As this excellent article in Colorlines suggests, simple racial inequality has no bearing on the affirmative action debate, and for one simple reason:

 In order to argue that affirmative action is necessary to remedy past discrimination, schools would have to present evidence showing that they’ve previously discriminated against the groups they’re now going to great lengths to admit. Doing so would open them up to litigation from students of color who’d been denied.

With equity off the table, universities have only one legally acceptable argument: affirmative action creates a diverse student body and diversity is intrinsically beneficial to students. This argument makes sense to white administrators who would feel uncomfortable presiding over a homogeneous student body.  According to Colorlines:

Among those who’ve lined up to extol the economic, social and educational benefits of racial diversity this time around are whole organizations of social scientists, Fortune 100 companies from Starbucks to Halliburton, and universities like Harvard and Yale, who’ve all filed amicus briefs in support of the University of Texas. Social science researchers have indeed found links showing that racial diversity improves student attitudes about people of other races; leads to stronger cognitive outcomes and is even linked to greater job placement.

The only argument the Supreme Court will listen to is the one that appeals to white liberals.  Historically challenged white conservatives are more concerned about the ravages of “reverse discrimination”.
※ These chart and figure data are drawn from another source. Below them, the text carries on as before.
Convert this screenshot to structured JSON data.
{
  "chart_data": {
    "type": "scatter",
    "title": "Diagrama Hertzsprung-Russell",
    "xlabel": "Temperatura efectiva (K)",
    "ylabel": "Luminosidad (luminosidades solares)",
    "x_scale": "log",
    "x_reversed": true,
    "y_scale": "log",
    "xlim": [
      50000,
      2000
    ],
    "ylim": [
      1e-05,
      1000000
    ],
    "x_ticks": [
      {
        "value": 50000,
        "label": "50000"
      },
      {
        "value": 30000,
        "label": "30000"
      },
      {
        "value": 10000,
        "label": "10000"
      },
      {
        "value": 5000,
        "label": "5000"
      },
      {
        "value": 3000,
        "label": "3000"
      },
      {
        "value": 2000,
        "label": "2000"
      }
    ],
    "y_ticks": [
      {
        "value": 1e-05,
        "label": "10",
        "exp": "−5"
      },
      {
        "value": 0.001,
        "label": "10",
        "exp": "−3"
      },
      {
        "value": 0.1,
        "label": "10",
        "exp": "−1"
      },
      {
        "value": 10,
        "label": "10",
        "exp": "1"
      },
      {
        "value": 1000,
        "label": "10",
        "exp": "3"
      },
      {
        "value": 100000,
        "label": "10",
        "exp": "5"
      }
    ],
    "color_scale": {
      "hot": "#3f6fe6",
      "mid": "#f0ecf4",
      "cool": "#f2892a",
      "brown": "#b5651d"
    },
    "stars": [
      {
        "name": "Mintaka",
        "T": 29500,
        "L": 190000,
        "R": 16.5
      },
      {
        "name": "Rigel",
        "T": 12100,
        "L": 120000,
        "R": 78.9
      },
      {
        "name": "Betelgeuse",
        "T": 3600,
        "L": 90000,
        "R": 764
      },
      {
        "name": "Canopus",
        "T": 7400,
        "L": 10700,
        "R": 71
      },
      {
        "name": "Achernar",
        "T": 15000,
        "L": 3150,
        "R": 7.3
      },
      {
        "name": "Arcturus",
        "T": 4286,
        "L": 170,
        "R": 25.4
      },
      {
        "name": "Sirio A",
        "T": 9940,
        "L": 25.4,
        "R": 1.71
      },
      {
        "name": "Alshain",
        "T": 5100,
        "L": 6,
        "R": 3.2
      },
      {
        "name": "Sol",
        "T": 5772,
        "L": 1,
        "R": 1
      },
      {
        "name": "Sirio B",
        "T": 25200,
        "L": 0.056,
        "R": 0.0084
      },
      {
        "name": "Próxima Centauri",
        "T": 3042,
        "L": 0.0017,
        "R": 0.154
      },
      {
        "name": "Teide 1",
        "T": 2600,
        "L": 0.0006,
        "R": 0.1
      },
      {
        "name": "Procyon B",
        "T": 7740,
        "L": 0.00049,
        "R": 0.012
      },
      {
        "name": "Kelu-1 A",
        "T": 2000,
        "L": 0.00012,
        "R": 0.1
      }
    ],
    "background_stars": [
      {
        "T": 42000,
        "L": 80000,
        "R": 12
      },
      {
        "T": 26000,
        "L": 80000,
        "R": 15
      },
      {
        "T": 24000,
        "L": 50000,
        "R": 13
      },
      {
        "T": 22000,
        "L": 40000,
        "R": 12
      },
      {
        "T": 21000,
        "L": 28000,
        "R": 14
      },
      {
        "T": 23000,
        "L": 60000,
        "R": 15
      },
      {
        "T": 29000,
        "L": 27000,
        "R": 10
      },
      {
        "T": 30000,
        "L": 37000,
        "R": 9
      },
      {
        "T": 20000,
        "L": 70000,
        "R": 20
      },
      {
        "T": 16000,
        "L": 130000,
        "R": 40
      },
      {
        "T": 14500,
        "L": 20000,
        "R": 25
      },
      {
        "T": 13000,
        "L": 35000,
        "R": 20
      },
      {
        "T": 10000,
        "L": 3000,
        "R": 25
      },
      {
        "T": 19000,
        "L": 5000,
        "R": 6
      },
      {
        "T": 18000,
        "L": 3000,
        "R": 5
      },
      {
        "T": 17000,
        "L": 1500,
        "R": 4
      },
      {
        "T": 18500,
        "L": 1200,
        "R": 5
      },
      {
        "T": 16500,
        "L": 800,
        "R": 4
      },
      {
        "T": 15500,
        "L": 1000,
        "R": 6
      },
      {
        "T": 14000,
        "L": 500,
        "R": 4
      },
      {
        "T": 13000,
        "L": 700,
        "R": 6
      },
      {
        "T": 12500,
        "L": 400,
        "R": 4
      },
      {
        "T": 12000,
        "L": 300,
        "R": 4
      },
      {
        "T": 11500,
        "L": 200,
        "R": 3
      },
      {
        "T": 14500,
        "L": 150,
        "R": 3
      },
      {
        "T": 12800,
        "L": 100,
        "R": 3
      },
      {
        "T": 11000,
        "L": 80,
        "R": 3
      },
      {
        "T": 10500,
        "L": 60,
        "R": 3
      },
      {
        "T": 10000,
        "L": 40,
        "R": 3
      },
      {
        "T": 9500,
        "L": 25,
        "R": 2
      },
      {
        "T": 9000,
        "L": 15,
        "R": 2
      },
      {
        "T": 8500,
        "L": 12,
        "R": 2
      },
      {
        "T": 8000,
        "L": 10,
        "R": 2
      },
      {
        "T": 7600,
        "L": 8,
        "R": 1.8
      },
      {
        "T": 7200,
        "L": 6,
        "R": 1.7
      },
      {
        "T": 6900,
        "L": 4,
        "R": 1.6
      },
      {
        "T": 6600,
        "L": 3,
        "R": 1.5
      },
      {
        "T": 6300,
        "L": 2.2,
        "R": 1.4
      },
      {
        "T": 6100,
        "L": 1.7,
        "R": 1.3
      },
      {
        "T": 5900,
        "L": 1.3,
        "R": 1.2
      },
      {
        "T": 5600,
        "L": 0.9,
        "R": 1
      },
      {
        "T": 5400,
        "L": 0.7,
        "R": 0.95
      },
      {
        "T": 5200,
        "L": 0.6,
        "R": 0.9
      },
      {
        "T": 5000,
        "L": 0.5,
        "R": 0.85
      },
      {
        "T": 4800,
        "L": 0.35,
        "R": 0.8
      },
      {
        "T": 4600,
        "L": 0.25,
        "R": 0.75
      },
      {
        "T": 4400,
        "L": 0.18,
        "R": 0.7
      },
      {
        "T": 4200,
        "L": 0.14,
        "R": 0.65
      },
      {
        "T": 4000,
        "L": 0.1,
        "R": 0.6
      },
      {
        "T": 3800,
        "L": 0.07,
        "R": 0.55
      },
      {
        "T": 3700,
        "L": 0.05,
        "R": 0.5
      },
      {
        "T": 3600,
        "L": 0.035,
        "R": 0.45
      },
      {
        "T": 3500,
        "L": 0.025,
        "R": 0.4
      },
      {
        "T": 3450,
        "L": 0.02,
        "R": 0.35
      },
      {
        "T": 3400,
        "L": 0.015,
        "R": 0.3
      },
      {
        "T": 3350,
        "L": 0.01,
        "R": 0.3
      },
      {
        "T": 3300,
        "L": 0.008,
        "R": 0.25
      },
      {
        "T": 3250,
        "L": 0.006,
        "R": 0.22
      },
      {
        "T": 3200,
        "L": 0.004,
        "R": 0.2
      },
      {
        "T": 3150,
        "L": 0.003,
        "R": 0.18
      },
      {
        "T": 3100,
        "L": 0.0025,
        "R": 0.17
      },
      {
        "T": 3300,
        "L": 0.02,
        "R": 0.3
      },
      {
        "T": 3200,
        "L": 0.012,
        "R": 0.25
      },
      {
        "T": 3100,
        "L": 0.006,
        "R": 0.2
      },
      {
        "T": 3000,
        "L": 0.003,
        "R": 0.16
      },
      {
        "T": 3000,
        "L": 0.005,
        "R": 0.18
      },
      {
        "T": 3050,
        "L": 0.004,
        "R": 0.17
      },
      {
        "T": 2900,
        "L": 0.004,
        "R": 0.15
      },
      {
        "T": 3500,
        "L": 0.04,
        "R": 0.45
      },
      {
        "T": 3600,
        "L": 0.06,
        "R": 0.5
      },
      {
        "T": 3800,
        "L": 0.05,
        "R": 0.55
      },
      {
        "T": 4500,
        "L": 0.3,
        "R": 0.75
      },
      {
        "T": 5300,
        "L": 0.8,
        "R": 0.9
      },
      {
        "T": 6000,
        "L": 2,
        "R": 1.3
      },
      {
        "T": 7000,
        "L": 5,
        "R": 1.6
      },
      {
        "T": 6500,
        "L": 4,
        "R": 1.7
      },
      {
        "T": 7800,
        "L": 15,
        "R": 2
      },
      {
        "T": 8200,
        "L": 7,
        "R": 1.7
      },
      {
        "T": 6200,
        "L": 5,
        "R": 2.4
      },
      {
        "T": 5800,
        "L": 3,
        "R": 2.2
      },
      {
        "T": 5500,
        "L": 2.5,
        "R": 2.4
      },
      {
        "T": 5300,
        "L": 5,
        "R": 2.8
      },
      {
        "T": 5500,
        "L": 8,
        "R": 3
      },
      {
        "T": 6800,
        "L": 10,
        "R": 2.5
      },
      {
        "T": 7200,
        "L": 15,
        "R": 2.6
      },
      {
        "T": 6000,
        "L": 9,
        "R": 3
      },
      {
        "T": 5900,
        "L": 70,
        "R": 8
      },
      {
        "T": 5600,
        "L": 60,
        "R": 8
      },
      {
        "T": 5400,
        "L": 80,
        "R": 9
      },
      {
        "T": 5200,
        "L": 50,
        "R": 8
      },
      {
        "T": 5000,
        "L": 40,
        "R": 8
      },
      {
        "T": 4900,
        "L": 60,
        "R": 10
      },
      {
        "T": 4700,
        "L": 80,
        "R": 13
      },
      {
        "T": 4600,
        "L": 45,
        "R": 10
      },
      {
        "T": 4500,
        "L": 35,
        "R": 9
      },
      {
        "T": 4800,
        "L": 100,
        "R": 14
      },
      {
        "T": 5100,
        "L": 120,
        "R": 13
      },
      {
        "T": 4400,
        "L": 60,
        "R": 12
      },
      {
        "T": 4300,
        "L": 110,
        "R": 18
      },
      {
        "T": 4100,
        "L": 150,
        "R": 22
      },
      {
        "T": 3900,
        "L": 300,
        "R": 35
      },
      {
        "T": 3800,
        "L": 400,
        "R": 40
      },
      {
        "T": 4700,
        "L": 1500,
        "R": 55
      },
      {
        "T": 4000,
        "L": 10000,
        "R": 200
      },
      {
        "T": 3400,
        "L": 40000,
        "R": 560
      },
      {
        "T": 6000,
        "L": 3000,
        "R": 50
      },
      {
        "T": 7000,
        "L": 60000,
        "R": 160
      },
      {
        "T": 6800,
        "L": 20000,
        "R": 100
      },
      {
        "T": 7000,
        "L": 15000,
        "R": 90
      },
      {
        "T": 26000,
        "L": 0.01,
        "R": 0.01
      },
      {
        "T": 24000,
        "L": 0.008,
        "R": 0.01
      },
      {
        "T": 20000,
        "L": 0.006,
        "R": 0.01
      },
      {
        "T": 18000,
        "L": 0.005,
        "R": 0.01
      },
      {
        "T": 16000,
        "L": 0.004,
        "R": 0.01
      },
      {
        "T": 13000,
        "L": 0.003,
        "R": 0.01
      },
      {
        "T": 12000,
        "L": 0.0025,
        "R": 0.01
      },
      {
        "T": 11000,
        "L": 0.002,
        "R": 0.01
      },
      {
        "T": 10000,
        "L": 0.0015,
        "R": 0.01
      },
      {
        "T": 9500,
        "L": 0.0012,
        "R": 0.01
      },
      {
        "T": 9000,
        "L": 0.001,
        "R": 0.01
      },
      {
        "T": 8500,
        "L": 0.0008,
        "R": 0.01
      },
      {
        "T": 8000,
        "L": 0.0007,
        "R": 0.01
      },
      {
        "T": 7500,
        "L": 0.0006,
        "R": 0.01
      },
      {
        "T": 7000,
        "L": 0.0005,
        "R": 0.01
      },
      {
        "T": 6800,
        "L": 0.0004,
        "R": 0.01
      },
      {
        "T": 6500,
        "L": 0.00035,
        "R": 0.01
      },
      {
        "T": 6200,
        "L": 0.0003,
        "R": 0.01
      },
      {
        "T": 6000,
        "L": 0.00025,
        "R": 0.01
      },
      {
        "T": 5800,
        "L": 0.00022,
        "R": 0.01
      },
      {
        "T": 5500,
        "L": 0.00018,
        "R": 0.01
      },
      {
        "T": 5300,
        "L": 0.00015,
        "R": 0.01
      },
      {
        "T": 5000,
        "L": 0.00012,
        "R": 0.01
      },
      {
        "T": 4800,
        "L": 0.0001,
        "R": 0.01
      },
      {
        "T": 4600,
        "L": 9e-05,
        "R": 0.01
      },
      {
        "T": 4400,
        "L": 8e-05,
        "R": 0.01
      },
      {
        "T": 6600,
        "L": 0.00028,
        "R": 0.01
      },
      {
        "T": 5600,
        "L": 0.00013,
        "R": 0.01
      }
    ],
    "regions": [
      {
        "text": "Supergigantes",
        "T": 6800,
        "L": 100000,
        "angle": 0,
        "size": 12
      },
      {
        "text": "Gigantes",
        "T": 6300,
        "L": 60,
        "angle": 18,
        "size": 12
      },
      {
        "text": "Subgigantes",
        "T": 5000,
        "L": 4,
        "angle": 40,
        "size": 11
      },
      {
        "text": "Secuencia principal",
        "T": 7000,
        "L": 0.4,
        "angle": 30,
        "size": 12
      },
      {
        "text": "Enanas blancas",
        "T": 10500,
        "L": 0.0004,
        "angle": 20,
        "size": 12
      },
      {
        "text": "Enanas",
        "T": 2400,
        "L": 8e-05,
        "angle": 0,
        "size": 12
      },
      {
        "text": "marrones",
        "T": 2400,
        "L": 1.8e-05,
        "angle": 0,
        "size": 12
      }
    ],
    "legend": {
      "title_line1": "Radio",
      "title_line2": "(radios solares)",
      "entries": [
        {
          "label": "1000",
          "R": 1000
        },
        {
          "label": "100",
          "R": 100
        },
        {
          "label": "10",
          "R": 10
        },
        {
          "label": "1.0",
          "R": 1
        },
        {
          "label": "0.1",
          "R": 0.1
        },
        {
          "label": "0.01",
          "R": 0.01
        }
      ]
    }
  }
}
Affirmative action assists students of color who have a shot at competitive colleges and universities, and that’s a pretty small slice of the population.  Students who benefit from affirmative action programs generally come from relatively affluent and privileged families.  You don’t gain admission to competitive schools without solid credentials.  Affirmative action does not elevate mediocre students above their level of competence.
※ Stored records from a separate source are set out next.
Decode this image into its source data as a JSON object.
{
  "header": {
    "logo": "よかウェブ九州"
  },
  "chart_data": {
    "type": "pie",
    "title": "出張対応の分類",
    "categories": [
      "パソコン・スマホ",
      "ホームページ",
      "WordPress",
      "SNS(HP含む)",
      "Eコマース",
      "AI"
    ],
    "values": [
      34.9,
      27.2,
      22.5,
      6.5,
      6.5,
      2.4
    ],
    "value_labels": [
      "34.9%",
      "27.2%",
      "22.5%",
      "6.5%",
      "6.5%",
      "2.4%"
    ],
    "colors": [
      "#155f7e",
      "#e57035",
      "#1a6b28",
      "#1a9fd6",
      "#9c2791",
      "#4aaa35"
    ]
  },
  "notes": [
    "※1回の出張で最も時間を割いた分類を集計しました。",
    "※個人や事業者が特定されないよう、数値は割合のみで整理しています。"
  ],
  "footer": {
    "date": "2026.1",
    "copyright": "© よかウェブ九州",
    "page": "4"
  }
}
On the other side of the issue, most of the white kids whining about being excluded on the basis of their skin color fail to make the grade because, like the young woman who filed suit against the University of Texas, they don’t have the test scores to compete at the elite level.

Frankly, I’m not that impressed with the academic measures used to assess academic preparedness.  My verbal score on the Graduate Record Exam is in the 99.9th percentile; my math score is merely average.  Other students have my problem in reverse.  None of us would gain admission to Harvard, Yale of Stanford unless our parents were alumni with deep pockets.

Still, being denied admission to the top tier of American colleges and universities is not that big a deal.  Anyone who can afford the cost of tuition can get a good college education in the United States; the problem is that, with each passing year, a smaller slice of America can handle that expense.

I am far more worried about the young people of color who are dropping out of high school either because they aren’t academically gifted or, more likely, because they have been traumatized by the existential consequences of growing up poor.  These kids are so beaten down by the time they reach high school age that no one knows what to do with them and they don’t know what to do with themselves.  So they take to the street corners, make a few bucks slinging dope, go to prison, experience the systematic disenfranchisement we call The New Jim Crow, go back to slinging, draw the “go straight to jail” card once again, and so on, and so on.

Those are the kids I worry about.  To them, affirmative action is irrelevant.

White America should be cutting poor students of color more than a little slack.  Given the tragic racial history of our nation, it’s the least we can do.  I hope the University of Texas convinces the Supreme Court justices that race should be considered in the admissions process.  But the fate of what W.E.B. Du Bois called “the talented tenth” cannot be our primary concern.  It’s the traumatized twentieth that worries me.